Ershadi et al. (2022) presented a method to estimate horizontal ice fabric anisotropy based on a non-linear inverse approach by using the coherence phase gradient and power anomaly. Here we tried to use this method on our data to compare the two methods directly. However, the ice fabric orientation in this area rotates several times at different depths of the ice column, which prevents the application of the previous method using the inverse approach. Therefore, the attempt for direct comparison was unsuccessful and is another reason why we regard our method as an improvement which goes beyond previous limits.

6 Conclusions

We presented a new method to infer the vertical profile of the horizontal fabric asymmetry from polarimetric phase-sensitive radar measurements. Our approach is based on a cross-correlation of co-polarised measurements to derive precisely travel-time differences caused by dielectric anisotropy.
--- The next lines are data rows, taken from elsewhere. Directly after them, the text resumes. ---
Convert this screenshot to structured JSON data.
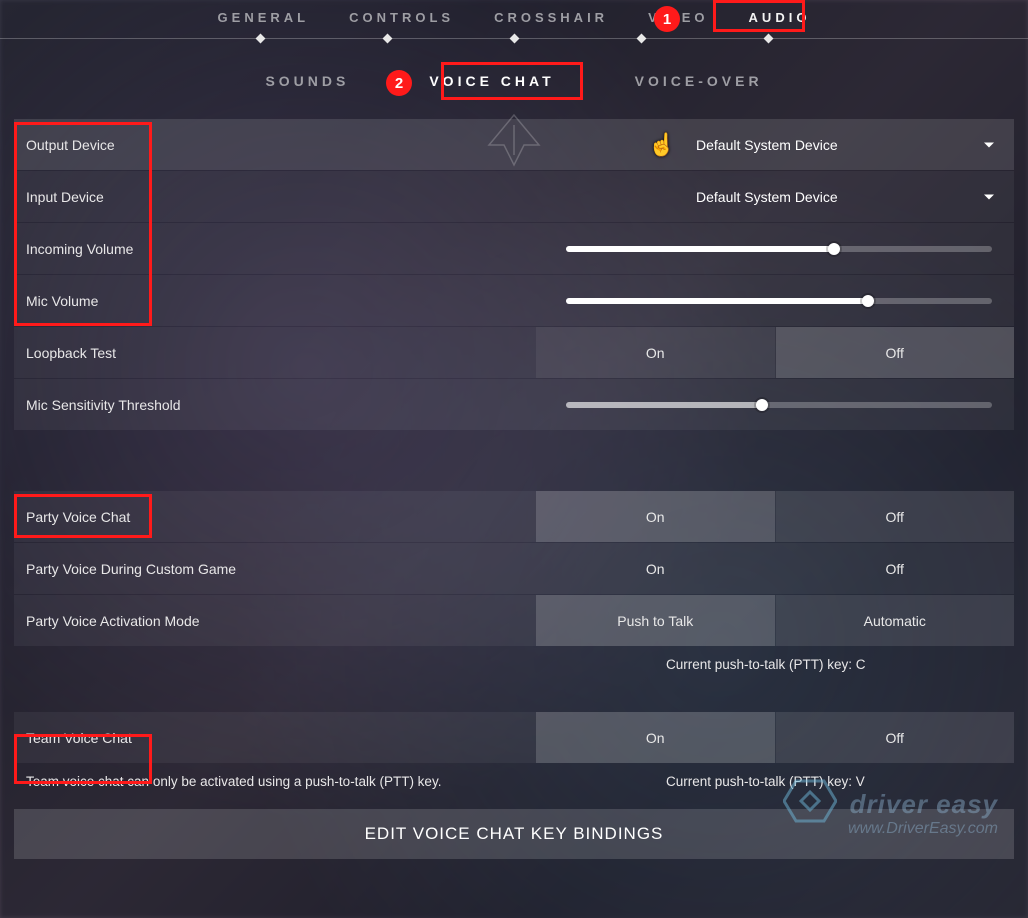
{
  "topnav": {
    "items": [
      "GENERAL",
      "CONTROLS",
      "CROSSHAIR",
      "VIDEO",
      "AUDIO"
    ],
    "active_index": 4
  },
  "subnav": {
    "items": [
      "SOUNDS",
      "VOICE CHAT",
      "VOICE-OVER"
    ],
    "active_index": 1
  },
  "rows": {
    "output_device": {
      "label": "Output Device",
      "value": "Default System Device"
    },
    "input_device": {
      "label": "Input Device",
      "value": "Default System Device"
    },
    "incoming_volume": {
      "label": "Incoming Volume",
      "percent": 63
    },
    "mic_volume": {
      "label": "Mic Volume",
      "percent": 71
    },
    "loopback_test": {
      "label": "Loopback Test",
      "options": [
        "On",
        "Off"
      ],
      "selected": 1
    },
    "mic_sens": {
      "label": "Mic Sensitivity Threshold",
      "percent": 46
    },
    "party_voice_chat": {
      "label": "Party Voice Chat",
      "options": [
        "On",
        "Off"
      ],
      "selected": 0
    },
    "party_voice_custom": {
      "label": "Party Voice During Custom Game",
      "options": [
        "On",
        "Off"
      ],
      "selected": null
    },
    "party_activation": {
      "label": "Party Voice Activation Mode",
      "options": [
        "Push to Talk",
        "Automatic"
      ],
      "selected": 0
    },
    "party_ptt_note": "Current push-to-talk (PTT) key: C",
    "team_voice_chat": {
      "label": "Team Voice Chat",
      "options": [
        "On",
        "Off"
      ],
      "selected": 0
    },
    "team_note_left": "Team voice chat can only be activated using a push-to-talk (PTT) key.",
    "team_note_right": "Current push-to-talk (PTT) key: V"
  },
  "edit_button": "EDIT VOICE CHAT KEY BINDINGS",
  "annotations": {
    "badge1": "1",
    "badge2": "2"
  },
  "watermark": {
    "line1": "driver easy",
    "line2": "www.DriverEasy.com"
  }
}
In contrast to previous methods, this polarimetric cross-correlation approach allows us to analyse even strong horizontal fabric asymmetries at a much greater depth.

The remarkable agreement between the vertical profile of the horizontal fabric asymmetry obtained by our analyses of multiple polarimetric pRES measurements and the fabric measured in the EastGRIP ice core demonstrates the robustness and precision of our method.

In the future, the applicability of our polarimetric cross-correlation method to other radar systems, in particular to polarimetric airborne radar measurements, should be tested. If successful, this would increase the spatial coverage of mapped crystal fabric and its variability more than would be possible with pointwise polarimetric pRES measurements. Furthermore, it might allow the estimation of the fabric to greater depth. Such an application, which would yield the variation in the horizontal anisotropy along flow lines or across regions of fast flow, like ice streams, would significantly improve the understanding of the link between the stress state and crystal fabric evolution. This would allow us to decrease uncertainties in rheology and thus improve estimates for response times of dynamically active glacial systems to external perturbations, for example, from changing ocean conditions of tidewater glaciers.